Die Kölner waren bedient. "Den ersten Videobeweis kommentiere ich nicht", sagte Kölns Kapitän Matthias Lehmann wütend, "erst pfeifen sie Foul und dann geben sie ein Tor." Alles in allem aber sei diese Entscheidung "nicht spielentscheidend" gewesen: "Wir haben kollektiv versagt." Während Dortmund die Tabellenspitze verteidigte, bleibt Köln Tabellenletzter, als einziges Team noch ohne jeglichen Punkt.
Dortmund hatte von Beginn den Ball kontrolliert wie in allen seinen vorangegangenen Spielen, aber obwohl sich zuletzt ein gewisser Mangel an Kreativität offenbart hatte, erzielte die Borussia ihr erstes Tor diesmal sehr schnell: nach 109 Sekunden. Jarmolenko ließ auf der rechten Seite mit einer Körpertäuschung den jungen Kölner Jannes Horn alt aussehen und flankte in die Mitte, in der sich der Linksaußen Philipp zum ersten Pfosten geschlichen hatte. Mit seinem Kopfball zum 1:0 löste er bei Kölns Innenverteidiger Jorge Meré einen Wutanfall aus. Die eher auf ein längeres Nullzuzull ausgelegte Kölner Defensiv-Verdichtung (4-5-1) war schon nach zwei Minuten hinfällig.

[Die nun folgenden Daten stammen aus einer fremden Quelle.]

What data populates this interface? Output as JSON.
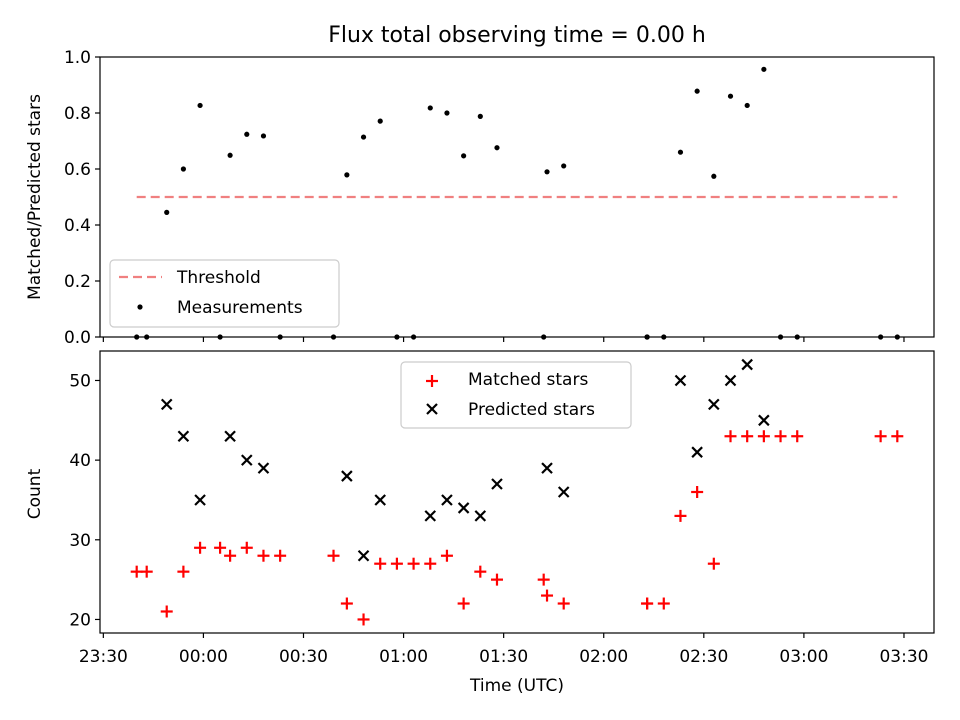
{
  "figure": {
    "title": "Flux total observing time = 0.00 h"
  },
  "chart_data": [
    {
      "type": "scatter",
      "ylabel": "Matched/Predicted stars",
      "ylim": [
        0,
        1.0
      ],
      "yticks": [
        "0.0",
        "0.2",
        "0.4",
        "0.6",
        "0.8",
        "1.0"
      ],
      "legend": {
        "placement": "lower-left",
        "entries": [
          "Threshold",
          "Measurements"
        ]
      },
      "threshold": {
        "name": "Threshold",
        "value": 0.5,
        "x_start": "23:40",
        "x_end": "03:28",
        "color": "#f08080",
        "style": "dashed"
      },
      "series": [
        {
          "name": "Measurements",
          "marker": "dot",
          "color": "#000000",
          "points": [
            [
              "23:40",
              0.0
            ],
            [
              "23:43",
              0.0
            ],
            [
              "23:49",
              0.445
            ],
            [
              "23:54",
              0.6
            ],
            [
              "23:59",
              0.827
            ],
            [
              "00:05",
              0.0
            ],
            [
              "00:08",
              0.649
            ],
            [
              "00:13",
              0.724
            ],
            [
              "00:18",
              0.718
            ],
            [
              "00:23",
              0.0
            ],
            [
              "00:39",
              0.0
            ],
            [
              "00:43",
              0.579
            ],
            [
              "00:48",
              0.714
            ],
            [
              "00:53",
              0.771
            ],
            [
              "00:58",
              0.0
            ],
            [
              "01:03",
              0.0
            ],
            [
              "01:08",
              0.818
            ],
            [
              "01:13",
              0.8
            ],
            [
              "01:18",
              0.647
            ],
            [
              "01:23",
              0.788
            ],
            [
              "01:28",
              0.676
            ],
            [
              "01:42",
              0.0
            ],
            [
              "01:43",
              0.59
            ],
            [
              "01:48",
              0.611
            ],
            [
              "02:13",
              0.0
            ],
            [
              "02:13",
              0.0
            ],
            [
              "02:18",
              0.0
            ],
            [
              "02:23",
              0.66
            ],
            [
              "02:28",
              0.878
            ],
            [
              "02:33",
              0.574
            ],
            [
              "02:38",
              0.86
            ],
            [
              "02:43",
              0.827
            ],
            [
              "02:48",
              0.956
            ],
            [
              "02:53",
              0.0
            ],
            [
              "02:58",
              0.0
            ],
            [
              "03:23",
              0.0
            ],
            [
              "03:28",
              0.0
            ]
          ]
        }
      ]
    },
    {
      "type": "scatter",
      "xlabel": "Time (UTC)",
      "ylabel": "Count",
      "ylim": [
        18.3,
        53.7
      ],
      "yticks": [
        "20",
        "30",
        "40",
        "50"
      ],
      "xlim": [
        "23:29",
        "03:39"
      ],
      "xticks": [
        "23:30",
        "00:00",
        "00:30",
        "01:00",
        "01:30",
        "02:00",
        "02:30",
        "03:00",
        "03:30"
      ],
      "legend": {
        "placement": "upper-center",
        "entries": [
          "Matched stars",
          "Predicted stars"
        ]
      },
      "series": [
        {
          "name": "Matched stars",
          "marker": "plus",
          "color": "#ff0000",
          "points": [
            [
              "23:40",
              26
            ],
            [
              "23:43",
              26
            ],
            [
              "23:49",
              21
            ],
            [
              "23:54",
              26
            ],
            [
              "23:59",
              29
            ],
            [
              "00:05",
              29
            ],
            [
              "00:08",
              28
            ],
            [
              "00:13",
              29
            ],
            [
              "00:18",
              28
            ],
            [
              "00:23",
              28
            ],
            [
              "00:39",
              28
            ],
            [
              "00:43",
              22
            ],
            [
              "00:48",
              20
            ],
            [
              "00:53",
              27
            ],
            [
              "00:58",
              27
            ],
            [
              "01:03",
              27
            ],
            [
              "01:08",
              27
            ],
            [
              "01:13",
              28
            ],
            [
              "01:18",
              22
            ],
            [
              "01:23",
              26
            ],
            [
              "01:28",
              25
            ],
            [
              "01:42",
              25
            ],
            [
              "01:43",
              23
            ],
            [
              "01:48",
              22
            ],
            [
              "02:13",
              22
            ],
            [
              "02:13",
              22
            ],
            [
              "02:18",
              22
            ],
            [
              "02:23",
              33
            ],
            [
              "02:28",
              36
            ],
            [
              "02:33",
              27
            ],
            [
              "02:38",
              43
            ],
            [
              "02:43",
              43
            ],
            [
              "02:48",
              43
            ],
            [
              "02:53",
              43
            ],
            [
              "02:58",
              43
            ],
            [
              "03:23",
              43
            ],
            [
              "03:28",
              43
            ]
          ]
        },
        {
          "name": "Predicted stars",
          "marker": "x",
          "color": "#000000",
          "points": [
            [
              "23:49",
              47
            ],
            [
              "23:54",
              43
            ],
            [
              "23:59",
              35
            ],
            [
              "00:08",
              43
            ],
            [
              "00:13",
              40
            ],
            [
              "00:18",
              39
            ],
            [
              "00:43",
              38
            ],
            [
              "00:48",
              28
            ],
            [
              "00:53",
              35
            ],
            [
              "01:08",
              33
            ],
            [
              "01:13",
              35
            ],
            [
              "01:18",
              34
            ],
            [
              "01:23",
              33
            ],
            [
              "01:28",
              37
            ],
            [
              "01:43",
              39
            ],
            [
              "01:48",
              36
            ],
            [
              "02:23",
              50
            ],
            [
              "02:28",
              41
            ],
            [
              "02:33",
              47
            ],
            [
              "02:38",
              50
            ],
            [
              "02:43",
              52
            ],
            [
              "02:48",
              45
            ]
          ]
        }
      ]
    }
  ]
}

Mit dem umstrittenen 0:2 zu einem ungünstigen Zeitpunkt waren die Kölner Chancen in der zweiten Halbzeit nur noch theoretischer Natur. Der Handelfmeter nach neuerlichem Videobeweis und eine Minute später das zweite Tor von Aubameyang zum 4:0 sorgten dafür, dass die Partie nach einer Stunde entschieden war. Philipp steuerte sogar noch das 5:0 bei (69.). Der Sieg war klar verdient, doch die Diskussionen um den Sinn und den Wert des Videobeweises werden weitergehen.
"Was aus unserem Protest werden kann, das weiß ich auch nicht", sagte Trainer Peter Stöger auf die Frage, ob er sich eine Wiederholung des Spiels wünsche. "Der Videobeweis, den ich grundsätzlich befürworte, befindet sich in einer Testphase, und hier wurde meines Erachtens eine falsche Entscheidung gefällt - deshalb finde ich, dass diese Sache einmal gründlich durchdiskutiert gehört."